California One of First US States that Banned Use of Default Passwords for IoT Devices

October 19, 2018

Hikvision Offers Tips to Create and Maintain Complex Passwords

California passed a law that banned default passwords for all IoT devices including smart home security equipment, according to an article by Security Sales & Integration (SSI), becoming one of the first states in the U.S. to pass this type of legislation.

From the article: “The bill aims to improve security for the vast number of consumers who do not change default passwords — such as “123,” “password” or “admin” — that come with new devices. In doing so, the legislation effectively bans pre-installed and hard-coded default passwords to any connected device, which is defined as a “physical object that is capable of connecting to the Internet, directly or indirectly, and that is assigned an Internet Protocol address or Bluetooth address.”

Default passwords must be unique to each device, or the user must be prompted to change the default prior to using the product, according to the SSI article.

The bill was signed into law on Sept. 28, 2018. For more, click here to read the entire article.

Hikvision’s director of cybersecurity, Chuck Davis, discussed default passwords in an interview with Campus Safety magazine earlier this year. In it, he said: “Defaults are really bad. Hackers love to focus on defaults because they realize a lot of people don’t change defaults, whether it’s default passwords or ports or different configurations. So, always make sure you’re changing those defaults.”

Below are some tips for creating and maintaining complex passwords.

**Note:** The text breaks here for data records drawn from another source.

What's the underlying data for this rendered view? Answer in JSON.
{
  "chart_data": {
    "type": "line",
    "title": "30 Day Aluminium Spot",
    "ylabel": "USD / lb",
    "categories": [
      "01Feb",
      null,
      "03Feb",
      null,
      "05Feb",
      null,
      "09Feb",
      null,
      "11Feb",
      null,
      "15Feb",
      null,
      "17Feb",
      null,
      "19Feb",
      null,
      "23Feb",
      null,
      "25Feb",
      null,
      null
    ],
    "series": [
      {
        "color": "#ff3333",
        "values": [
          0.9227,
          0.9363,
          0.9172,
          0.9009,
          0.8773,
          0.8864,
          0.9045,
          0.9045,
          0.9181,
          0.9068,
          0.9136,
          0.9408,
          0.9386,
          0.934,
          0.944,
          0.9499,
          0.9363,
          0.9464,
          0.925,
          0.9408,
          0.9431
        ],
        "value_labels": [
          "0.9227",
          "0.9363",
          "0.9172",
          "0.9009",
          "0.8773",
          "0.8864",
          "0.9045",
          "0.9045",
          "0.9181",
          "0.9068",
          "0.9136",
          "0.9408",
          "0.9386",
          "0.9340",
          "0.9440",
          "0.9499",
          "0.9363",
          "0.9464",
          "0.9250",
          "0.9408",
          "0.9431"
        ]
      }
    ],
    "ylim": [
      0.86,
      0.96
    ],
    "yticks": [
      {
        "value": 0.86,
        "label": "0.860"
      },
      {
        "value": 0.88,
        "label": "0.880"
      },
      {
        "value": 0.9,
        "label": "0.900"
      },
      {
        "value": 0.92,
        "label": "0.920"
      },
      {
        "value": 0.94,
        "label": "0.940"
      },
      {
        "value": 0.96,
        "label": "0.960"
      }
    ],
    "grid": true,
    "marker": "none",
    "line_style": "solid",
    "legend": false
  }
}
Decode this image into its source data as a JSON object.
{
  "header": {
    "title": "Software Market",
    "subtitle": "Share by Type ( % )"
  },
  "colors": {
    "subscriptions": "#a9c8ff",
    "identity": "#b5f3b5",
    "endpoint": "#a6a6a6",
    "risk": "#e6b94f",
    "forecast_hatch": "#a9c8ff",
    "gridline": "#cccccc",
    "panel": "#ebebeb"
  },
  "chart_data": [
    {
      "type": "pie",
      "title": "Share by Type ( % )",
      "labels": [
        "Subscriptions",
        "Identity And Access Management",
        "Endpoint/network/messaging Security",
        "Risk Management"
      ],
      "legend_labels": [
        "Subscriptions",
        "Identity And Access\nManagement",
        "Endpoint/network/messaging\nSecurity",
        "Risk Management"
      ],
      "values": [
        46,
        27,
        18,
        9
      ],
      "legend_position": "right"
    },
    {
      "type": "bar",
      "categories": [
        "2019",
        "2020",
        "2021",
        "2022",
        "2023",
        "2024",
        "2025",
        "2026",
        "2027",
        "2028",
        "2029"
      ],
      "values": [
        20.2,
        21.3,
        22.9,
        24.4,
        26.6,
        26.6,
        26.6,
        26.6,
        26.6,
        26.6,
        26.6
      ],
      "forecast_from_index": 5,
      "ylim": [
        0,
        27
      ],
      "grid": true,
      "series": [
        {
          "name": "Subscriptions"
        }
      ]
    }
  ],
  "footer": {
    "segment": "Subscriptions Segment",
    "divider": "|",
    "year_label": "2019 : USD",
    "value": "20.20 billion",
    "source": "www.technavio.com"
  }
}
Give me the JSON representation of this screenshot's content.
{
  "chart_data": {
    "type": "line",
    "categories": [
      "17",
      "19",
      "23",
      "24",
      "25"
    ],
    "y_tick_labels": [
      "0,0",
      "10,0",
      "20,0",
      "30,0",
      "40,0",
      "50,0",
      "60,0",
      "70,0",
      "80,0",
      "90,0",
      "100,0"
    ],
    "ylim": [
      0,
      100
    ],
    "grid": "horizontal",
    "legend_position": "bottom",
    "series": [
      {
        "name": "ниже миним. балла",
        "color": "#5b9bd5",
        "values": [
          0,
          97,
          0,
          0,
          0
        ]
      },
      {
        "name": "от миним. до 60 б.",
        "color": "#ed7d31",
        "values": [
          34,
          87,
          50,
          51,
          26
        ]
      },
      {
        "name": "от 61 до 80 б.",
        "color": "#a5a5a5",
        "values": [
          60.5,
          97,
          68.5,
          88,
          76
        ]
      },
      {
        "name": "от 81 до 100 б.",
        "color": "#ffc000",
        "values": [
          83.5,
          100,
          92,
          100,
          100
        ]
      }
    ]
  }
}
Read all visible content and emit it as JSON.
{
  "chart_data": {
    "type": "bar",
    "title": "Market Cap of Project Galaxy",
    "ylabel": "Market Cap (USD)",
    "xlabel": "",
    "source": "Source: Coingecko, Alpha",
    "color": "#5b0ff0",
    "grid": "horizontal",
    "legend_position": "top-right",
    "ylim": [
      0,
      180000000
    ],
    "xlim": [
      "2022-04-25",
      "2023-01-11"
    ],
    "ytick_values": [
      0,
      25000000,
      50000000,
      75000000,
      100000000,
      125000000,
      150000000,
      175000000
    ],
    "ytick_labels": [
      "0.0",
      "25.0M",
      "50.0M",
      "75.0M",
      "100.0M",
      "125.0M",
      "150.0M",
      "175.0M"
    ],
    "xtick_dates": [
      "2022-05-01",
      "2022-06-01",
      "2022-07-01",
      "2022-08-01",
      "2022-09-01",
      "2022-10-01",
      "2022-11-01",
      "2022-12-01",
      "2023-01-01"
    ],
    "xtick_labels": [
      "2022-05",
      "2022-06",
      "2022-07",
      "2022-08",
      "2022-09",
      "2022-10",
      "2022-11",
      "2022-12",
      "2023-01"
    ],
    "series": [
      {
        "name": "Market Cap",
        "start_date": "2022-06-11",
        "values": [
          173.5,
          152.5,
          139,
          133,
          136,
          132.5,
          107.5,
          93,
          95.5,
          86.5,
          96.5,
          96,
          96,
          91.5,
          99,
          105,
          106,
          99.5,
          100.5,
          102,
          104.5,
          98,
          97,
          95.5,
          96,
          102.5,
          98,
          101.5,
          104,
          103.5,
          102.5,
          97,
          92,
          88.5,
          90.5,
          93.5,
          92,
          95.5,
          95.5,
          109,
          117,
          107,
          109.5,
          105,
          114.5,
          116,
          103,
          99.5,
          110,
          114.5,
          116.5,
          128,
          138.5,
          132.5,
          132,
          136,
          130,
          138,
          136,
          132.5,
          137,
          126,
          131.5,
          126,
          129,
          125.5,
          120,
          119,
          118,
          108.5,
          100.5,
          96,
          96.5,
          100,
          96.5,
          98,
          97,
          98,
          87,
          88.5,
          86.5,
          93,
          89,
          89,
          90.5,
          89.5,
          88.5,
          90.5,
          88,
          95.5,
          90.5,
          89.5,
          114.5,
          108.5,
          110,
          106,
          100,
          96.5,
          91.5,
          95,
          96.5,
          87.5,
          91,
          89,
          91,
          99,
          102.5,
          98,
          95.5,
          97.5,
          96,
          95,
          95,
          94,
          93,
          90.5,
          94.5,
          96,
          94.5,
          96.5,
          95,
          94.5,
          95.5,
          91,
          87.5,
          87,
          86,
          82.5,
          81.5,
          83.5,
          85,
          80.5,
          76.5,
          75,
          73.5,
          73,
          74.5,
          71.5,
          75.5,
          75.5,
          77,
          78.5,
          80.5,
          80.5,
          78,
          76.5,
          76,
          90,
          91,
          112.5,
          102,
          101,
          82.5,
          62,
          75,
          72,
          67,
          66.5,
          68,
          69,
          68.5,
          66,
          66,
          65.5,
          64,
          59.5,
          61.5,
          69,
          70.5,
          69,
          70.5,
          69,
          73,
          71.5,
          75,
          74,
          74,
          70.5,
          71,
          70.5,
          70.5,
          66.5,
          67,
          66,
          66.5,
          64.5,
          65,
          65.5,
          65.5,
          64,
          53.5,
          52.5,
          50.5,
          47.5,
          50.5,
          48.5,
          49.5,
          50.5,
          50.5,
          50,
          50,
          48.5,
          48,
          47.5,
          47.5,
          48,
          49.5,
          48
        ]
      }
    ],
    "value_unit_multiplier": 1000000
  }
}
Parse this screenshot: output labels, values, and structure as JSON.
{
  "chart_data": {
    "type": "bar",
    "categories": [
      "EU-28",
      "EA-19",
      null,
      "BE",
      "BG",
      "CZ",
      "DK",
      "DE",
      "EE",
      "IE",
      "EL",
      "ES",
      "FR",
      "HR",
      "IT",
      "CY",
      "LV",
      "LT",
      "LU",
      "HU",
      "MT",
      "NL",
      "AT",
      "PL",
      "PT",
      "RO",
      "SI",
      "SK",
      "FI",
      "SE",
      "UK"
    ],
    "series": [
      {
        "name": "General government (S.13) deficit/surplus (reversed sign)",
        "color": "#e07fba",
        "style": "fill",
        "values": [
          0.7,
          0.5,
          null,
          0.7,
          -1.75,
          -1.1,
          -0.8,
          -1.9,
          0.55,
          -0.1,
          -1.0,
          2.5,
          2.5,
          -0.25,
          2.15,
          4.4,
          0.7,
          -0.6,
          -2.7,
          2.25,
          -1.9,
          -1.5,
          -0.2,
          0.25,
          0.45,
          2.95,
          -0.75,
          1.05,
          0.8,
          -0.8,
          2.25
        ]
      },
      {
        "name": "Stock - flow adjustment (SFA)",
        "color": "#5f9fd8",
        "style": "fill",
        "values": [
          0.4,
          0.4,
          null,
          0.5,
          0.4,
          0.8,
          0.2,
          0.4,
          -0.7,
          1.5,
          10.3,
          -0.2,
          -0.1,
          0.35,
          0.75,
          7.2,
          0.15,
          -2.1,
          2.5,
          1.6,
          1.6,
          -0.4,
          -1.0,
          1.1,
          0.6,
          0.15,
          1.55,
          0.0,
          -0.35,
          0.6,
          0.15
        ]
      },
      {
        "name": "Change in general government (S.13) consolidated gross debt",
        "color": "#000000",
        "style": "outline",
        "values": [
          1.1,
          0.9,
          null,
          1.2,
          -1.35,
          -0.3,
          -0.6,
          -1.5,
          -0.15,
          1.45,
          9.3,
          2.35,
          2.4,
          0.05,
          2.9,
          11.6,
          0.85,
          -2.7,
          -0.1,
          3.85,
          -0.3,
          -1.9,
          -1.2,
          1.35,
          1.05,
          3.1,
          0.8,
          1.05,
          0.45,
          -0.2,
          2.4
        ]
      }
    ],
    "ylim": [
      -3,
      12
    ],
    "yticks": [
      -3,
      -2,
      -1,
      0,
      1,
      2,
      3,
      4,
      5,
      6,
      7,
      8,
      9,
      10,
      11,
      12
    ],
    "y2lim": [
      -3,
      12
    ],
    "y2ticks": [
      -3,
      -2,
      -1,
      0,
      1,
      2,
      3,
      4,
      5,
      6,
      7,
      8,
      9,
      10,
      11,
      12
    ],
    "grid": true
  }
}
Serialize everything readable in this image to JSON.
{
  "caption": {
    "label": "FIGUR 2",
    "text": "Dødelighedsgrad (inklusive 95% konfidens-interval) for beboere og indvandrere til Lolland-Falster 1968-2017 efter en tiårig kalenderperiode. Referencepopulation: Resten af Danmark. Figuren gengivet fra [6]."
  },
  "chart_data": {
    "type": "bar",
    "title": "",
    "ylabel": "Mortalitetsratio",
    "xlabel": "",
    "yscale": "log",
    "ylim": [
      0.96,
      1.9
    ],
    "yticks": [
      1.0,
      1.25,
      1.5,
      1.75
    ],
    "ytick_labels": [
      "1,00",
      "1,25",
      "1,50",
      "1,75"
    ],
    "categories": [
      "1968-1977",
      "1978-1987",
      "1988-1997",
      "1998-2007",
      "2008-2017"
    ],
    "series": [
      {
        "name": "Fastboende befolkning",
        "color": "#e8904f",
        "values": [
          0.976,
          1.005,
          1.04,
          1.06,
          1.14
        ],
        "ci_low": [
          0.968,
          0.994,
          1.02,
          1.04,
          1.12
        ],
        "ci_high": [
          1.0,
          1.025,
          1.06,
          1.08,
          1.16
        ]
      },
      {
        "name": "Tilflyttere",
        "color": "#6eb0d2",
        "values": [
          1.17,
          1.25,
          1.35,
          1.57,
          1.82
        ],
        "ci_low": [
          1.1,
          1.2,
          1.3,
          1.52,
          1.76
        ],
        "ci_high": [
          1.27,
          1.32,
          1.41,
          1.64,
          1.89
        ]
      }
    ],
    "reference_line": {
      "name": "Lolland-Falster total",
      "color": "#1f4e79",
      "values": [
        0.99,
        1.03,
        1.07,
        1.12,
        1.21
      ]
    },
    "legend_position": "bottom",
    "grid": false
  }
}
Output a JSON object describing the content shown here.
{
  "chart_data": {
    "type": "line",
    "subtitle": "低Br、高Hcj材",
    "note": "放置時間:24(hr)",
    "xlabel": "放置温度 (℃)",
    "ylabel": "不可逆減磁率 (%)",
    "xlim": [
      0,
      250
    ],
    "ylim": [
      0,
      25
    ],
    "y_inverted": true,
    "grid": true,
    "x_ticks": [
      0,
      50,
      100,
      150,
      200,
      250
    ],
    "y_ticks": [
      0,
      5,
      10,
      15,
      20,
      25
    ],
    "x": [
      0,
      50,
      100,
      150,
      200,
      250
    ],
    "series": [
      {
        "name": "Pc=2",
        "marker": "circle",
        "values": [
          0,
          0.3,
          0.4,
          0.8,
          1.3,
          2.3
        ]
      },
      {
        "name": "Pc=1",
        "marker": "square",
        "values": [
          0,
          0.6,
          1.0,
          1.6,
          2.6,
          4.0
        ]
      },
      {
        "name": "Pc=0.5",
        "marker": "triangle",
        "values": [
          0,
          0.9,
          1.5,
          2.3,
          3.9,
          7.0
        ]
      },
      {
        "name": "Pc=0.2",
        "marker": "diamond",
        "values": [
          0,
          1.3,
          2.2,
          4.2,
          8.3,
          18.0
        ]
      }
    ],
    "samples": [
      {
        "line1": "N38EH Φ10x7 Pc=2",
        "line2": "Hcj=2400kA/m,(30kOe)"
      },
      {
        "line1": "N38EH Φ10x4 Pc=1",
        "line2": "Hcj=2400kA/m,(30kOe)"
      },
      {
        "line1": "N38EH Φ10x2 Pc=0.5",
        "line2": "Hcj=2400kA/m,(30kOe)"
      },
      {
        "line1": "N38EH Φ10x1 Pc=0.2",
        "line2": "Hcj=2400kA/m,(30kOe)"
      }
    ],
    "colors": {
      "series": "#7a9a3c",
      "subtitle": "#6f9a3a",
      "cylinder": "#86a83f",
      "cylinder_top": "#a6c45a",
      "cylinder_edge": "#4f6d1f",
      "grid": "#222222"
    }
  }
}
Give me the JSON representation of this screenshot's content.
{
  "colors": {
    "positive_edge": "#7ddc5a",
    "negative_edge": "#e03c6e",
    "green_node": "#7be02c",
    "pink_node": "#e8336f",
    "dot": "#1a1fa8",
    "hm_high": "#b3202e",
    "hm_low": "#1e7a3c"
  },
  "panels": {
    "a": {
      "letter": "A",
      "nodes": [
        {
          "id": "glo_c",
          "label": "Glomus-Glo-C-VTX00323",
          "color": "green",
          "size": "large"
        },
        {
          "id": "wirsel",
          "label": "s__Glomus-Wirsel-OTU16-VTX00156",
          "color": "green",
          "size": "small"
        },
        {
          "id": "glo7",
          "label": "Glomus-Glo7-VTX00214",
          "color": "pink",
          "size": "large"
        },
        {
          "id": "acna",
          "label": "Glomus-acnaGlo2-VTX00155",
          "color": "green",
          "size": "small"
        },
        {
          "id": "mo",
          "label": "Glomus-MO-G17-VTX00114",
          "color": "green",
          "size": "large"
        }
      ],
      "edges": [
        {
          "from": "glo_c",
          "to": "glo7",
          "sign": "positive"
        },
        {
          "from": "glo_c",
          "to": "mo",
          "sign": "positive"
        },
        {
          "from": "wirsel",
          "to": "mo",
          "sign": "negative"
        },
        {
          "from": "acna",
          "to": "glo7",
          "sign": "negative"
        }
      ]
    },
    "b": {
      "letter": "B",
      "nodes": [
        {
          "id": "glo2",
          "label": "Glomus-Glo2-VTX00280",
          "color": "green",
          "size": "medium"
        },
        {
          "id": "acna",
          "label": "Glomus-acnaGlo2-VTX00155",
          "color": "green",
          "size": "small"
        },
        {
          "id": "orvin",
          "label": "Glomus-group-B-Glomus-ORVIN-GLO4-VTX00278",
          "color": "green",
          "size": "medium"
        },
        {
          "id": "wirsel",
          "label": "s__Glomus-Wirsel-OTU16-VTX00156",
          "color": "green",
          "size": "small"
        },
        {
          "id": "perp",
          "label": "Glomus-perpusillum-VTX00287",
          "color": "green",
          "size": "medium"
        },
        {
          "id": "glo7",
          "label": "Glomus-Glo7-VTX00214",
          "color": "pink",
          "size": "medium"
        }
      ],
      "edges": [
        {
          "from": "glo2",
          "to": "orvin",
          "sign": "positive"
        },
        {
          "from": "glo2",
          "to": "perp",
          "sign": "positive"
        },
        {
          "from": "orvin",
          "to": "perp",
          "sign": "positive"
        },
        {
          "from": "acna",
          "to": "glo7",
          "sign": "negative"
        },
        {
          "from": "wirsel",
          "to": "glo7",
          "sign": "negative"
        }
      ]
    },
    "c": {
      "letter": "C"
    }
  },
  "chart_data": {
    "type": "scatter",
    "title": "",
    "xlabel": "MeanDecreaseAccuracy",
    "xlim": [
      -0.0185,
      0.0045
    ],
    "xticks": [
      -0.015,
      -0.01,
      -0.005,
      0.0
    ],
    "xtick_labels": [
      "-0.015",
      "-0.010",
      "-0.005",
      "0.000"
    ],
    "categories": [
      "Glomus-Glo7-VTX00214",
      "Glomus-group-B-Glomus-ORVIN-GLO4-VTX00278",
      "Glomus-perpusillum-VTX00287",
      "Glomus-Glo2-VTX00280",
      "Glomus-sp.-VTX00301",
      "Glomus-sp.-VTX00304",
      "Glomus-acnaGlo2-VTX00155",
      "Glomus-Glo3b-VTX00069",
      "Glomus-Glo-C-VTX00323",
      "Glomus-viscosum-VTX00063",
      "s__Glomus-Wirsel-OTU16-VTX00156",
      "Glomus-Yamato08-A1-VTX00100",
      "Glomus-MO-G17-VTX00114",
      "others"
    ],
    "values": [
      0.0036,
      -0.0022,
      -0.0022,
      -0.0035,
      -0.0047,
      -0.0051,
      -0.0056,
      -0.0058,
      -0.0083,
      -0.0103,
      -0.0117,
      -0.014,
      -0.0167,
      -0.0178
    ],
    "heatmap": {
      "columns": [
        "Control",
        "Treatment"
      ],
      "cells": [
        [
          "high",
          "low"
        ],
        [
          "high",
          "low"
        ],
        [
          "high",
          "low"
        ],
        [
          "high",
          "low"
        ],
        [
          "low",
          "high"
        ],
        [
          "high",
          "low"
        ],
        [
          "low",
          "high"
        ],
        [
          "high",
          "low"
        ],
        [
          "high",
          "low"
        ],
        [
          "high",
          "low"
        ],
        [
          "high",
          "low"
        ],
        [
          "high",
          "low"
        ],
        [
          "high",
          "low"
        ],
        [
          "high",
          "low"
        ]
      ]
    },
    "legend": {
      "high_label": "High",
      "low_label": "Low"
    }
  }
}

Password Tips from Hikvision
To make it more difficult for passwords to be hacked, it is important to create strong and complex passwords. Below are a few tips that Davis shared in a recent blog:

  1. Create a long, strong password: Develop a strong password, which includes multiple character sets such as uppercase, lowercase, numbers and special characters. Make it long—eight characters or more. Davis added: the longer the password, the better.
  2. Use a password management tool: As you create more complex passwords that different from site to site, you may find it difficult to remember them. A best practice is to use a “password management tool,” which can help you generate and retrieve complex passwords.
  3. Where possible, enable multi-factor authentication (MFA): Enable MFA, especially where you have only a username and password protecting sensitive data. Many sites support MFA, but not many people are aware that they have the option to enable MFA.